I’m just recently starting to become mindful about ‘pushing the knees out’ and I gotta say I’m starting to see it pop up everywhere. I always wondered what the deal was with my quads being so underdeveloped in comparison to my hamstrings.

[quote]tubbyocharles wrote:
www.charlespoliquin.com/ArticlesMultimedia/Articles/Article/643/How_to_Build_Strong_Legs_and_Healthy_Knees.aspx

(Dunno what the forum peeps think about Poliquin but I think he gives pretty good information)

I believe it is an imbalance caused by partial range of motion and consequential imbalances. [/quote]

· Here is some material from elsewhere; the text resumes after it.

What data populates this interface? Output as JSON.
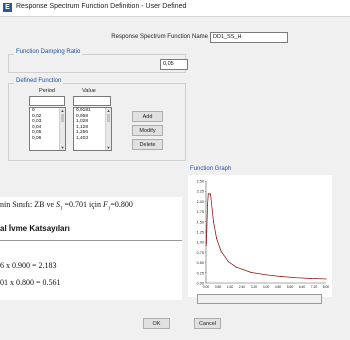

Lots of good thoughts hear and as others have mentioned probably not just one thing. I think the poor range of motion, lack of hip/ankle mobility are big drivers in preventing the knee from moving in the way intended. As mentioned all the sitting we do in developed countries IMO plays a big role in the mobility issues.

2-year olympic lifting based program for college football, quads dwarfed hamstrings = non contact ACL tear

The art of stopping from a sprint and landing from a jump properly isnt being utilized as it should.